Share.

    2 Kommentare

    1. creepforever on

      The article is paywalled.

      The biggest problem that reconciliation is now facing is that if we seriously treat Indigenous treaties as an important facet of Canadian law, then we need to reconcile with the fact that Canadian provincial governments spent decades breaking standing law to steal peoples land. This land was then take from Indigenous Canadians, and then sold to non-Indigenous Canadians.

      This was particularly the case in British Columbia, where the government stole land without signing treaties despite the law at the time requiring it.

      The courts have rightly ruled that various Indigenous populations have the right to sue for restitution or to have their land returned. The big question though is what is this supposed to mean for all the businesses, investors and homeowners that own the land now.

      We need new treaties too actually fully settle this, but this would amount for essentially a constitutional level negotiations for Canada.

      Edit: This article was written by David Frum, and anything he says about Indigenous people needs to be said while keeping in mind he’s a Residential School Graves Denier.

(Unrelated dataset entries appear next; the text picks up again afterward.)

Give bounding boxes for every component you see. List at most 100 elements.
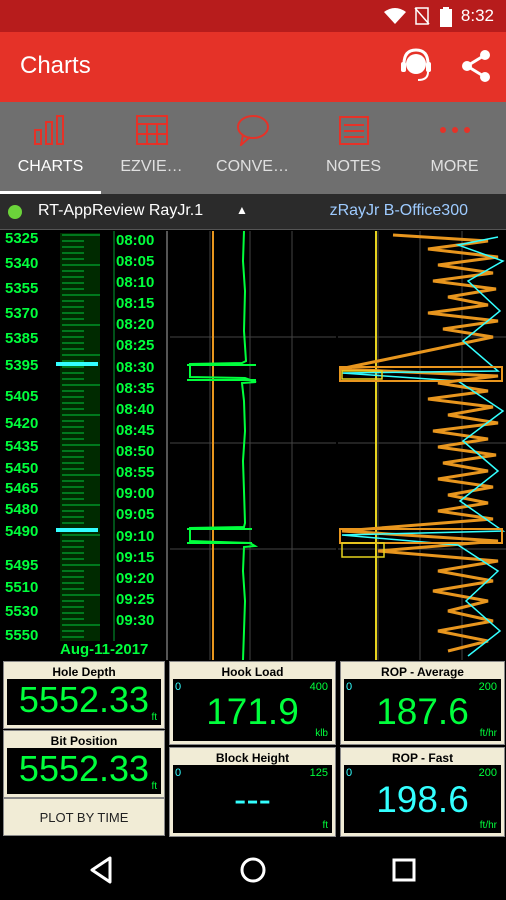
no-sim-icon: [414, 7, 430, 25]
gauge-max: 200: [478, 767, 497, 779]
chart-icon: [34, 115, 64, 145]
gauge-title: Bit Position: [50, 734, 118, 748]
tab-label: NOTES: [325, 158, 382, 175]
gauge-value: 5552.33: [18, 679, 150, 720]
depth-label: 5420: [5, 415, 39, 432]
support-headset-icon: [401, 48, 431, 81]
chart-area[interactable]: 5325 5340 5355 5370 5385 5395 5405 5420 …: [0, 230, 506, 660]
support-button[interactable]: [396, 46, 436, 86]
status-bar: 8:32: [0, 0, 506, 32]
recents-icon[interactable]: [388, 854, 420, 886]
gauge-value: 187.6: [376, 691, 469, 732]
tab-more[interactable]: MORE: [404, 102, 505, 194]
gauge-unit: ft: [322, 820, 328, 831]
plot-by-time-button[interactable]: PLOT BY TIME: [3, 798, 165, 836]
gauge-display: 0 200 187.6 ft/hr: [344, 679, 501, 741]
back-icon[interactable]: [86, 854, 118, 886]
time-label: 08:15: [116, 295, 155, 312]
time-label: 08:55: [116, 464, 155, 481]
time-label: 08:35: [116, 380, 155, 397]
well-selector[interactable]: RT-AppReview RayJr.1 ▲ zRayJr B-Office30…: [0, 194, 506, 230]
hole-depth-gauge[interactable]: Hole Depth 5552.33 ft: [3, 661, 165, 729]
rop-cyan-trace: [341, 236, 506, 657]
time-label: 08:25: [116, 337, 155, 354]
tab-bar: CHARTS EZVIE… CONVE… NOTES MORE: [0, 102, 506, 194]
depth-label: 5395: [5, 357, 39, 374]
time-label: 08:40: [116, 401, 155, 418]
time-label: 08:50: [116, 443, 155, 460]
time-label: 09:30: [116, 612, 155, 629]
rop-fast-gauge[interactable]: ROP - Fast 0 200 198.6 ft/hr: [340, 747, 505, 837]
depth-label: 5405: [5, 388, 39, 405]
time-label: 09:00: [116, 485, 155, 502]
gauge-unit: ft/hr: [479, 728, 497, 739]
home-icon[interactable]: [237, 854, 269, 886]
depth-label: 5355: [5, 280, 39, 297]
notes-icon: [339, 116, 369, 145]
rop-average-gauge[interactable]: ROP - Average 0 200 187.6 ft/hr: [340, 661, 505, 745]
depth-marker: [56, 362, 98, 366]
depth-label: 5550: [5, 627, 39, 644]
gauge-unit: klb: [315, 728, 328, 739]
share-button[interactable]: [456, 46, 496, 86]
gauge-value: 171.9: [206, 691, 299, 732]
time-label: 09:20: [116, 570, 155, 587]
block-height-gauge[interactable]: Block Height 0 125 --- ft: [169, 747, 336, 837]
time-label: 08:20: [116, 316, 155, 333]
depth-label: 5465: [5, 480, 39, 497]
battery-icon: [440, 7, 452, 27]
hook-load-gauge[interactable]: Hook Load 0 400 171.9 klb: [169, 661, 336, 745]
tab-label: EZVIE…: [120, 158, 183, 175]
tab-notes[interactable]: NOTES: [303, 102, 404, 194]
clock: 8:32: [460, 6, 494, 25]
gauge-value: 198.6: [376, 779, 469, 820]
time-label: 08:45: [116, 422, 155, 439]
gauge-unit: ft/hr: [479, 820, 497, 831]
share-icon: [462, 50, 490, 82]
well-name: RT-AppReview RayJr.1: [38, 202, 204, 219]
tab-charts[interactable]: CHARTS: [0, 102, 101, 194]
caret-up-icon[interactable]: ▲: [236, 203, 248, 217]
rig-name: zRayJr B-Office300: [329, 202, 468, 219]
depth-marker: [56, 528, 98, 532]
gauge-title: Hole Depth: [52, 665, 116, 679]
page-title: Charts: [20, 52, 91, 79]
time-label: 09:05: [116, 506, 155, 523]
gauge-value: 5552.33: [18, 748, 150, 789]
depth-label: 5490: [5, 523, 39, 540]
gauge-min: 0: [346, 767, 353, 779]
depth-label: 5495: [5, 557, 39, 574]
time-label: 08:30: [116, 359, 155, 376]
depth-label: 5480: [5, 501, 39, 518]
depth-label: 5510: [5, 579, 39, 596]
grid-table-icon: [136, 115, 168, 145]
gauge-display: 5552.33 ft: [7, 748, 161, 794]
well-status-dot: [8, 205, 22, 219]
gauge-unit: ft: [151, 781, 157, 792]
bit-position-gauge[interactable]: Bit Position 5552.33 ft: [3, 730, 165, 798]
gauge-title: Block Height: [215, 751, 290, 765]
depth-time-track: 5325 5340 5355 5370 5385 5395 5405 5420 …: [0, 230, 168, 660]
more-dots-icon: [440, 127, 470, 133]
depth-label: 5385: [5, 330, 39, 347]
depth-label: 5325: [5, 230, 39, 247]
hook-load-trace: [189, 231, 259, 660]
gauge-title: Hook Load: [221, 665, 284, 679]
gauge-display: 0 125 --- ft: [173, 765, 332, 833]
hookload-track: [170, 231, 336, 660]
gauge-value: ---: [234, 779, 271, 820]
depth-label: 5370: [5, 305, 39, 322]
gauge-title: ROP - Average: [381, 665, 464, 679]
tab-label: CONVE…: [216, 158, 289, 175]
tab-ezview[interactable]: EZVIE…: [101, 102, 202, 194]
depth-label: 5530: [5, 603, 39, 620]
time-label: 08:00: [116, 232, 155, 249]
wifi-icon: [384, 8, 406, 24]
time-label: 08:05: [116, 253, 155, 270]
depth-label: 5435: [5, 438, 39, 455]
chat-bubble-icon: [237, 115, 269, 146]
time-label: 09:25: [116, 591, 155, 608]
depth-label: 5340: [5, 255, 39, 272]
app-bar: Charts: [0, 32, 506, 102]
tab-conversations[interactable]: CONVE…: [202, 102, 303, 194]
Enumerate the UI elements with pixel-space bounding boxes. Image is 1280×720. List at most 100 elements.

      Unlike random guys on Reddit he’s well educated enough to know how ground penetrating radar works. He’s not questioning the reliability of this technology for identify Stalin-era mass graves, or ones for Bosnia or Rwanda, or the identification of mass graves under Assad.

      If someone demanded that the mass grave containing a 100,000 bodies be dug up before anyone accused the Assad regime of that number of deaths we’d rightfully accuse them of denying the atrocity. The same is unfortunately true with David Frum. He’s a guy I used to have a lot of respect for.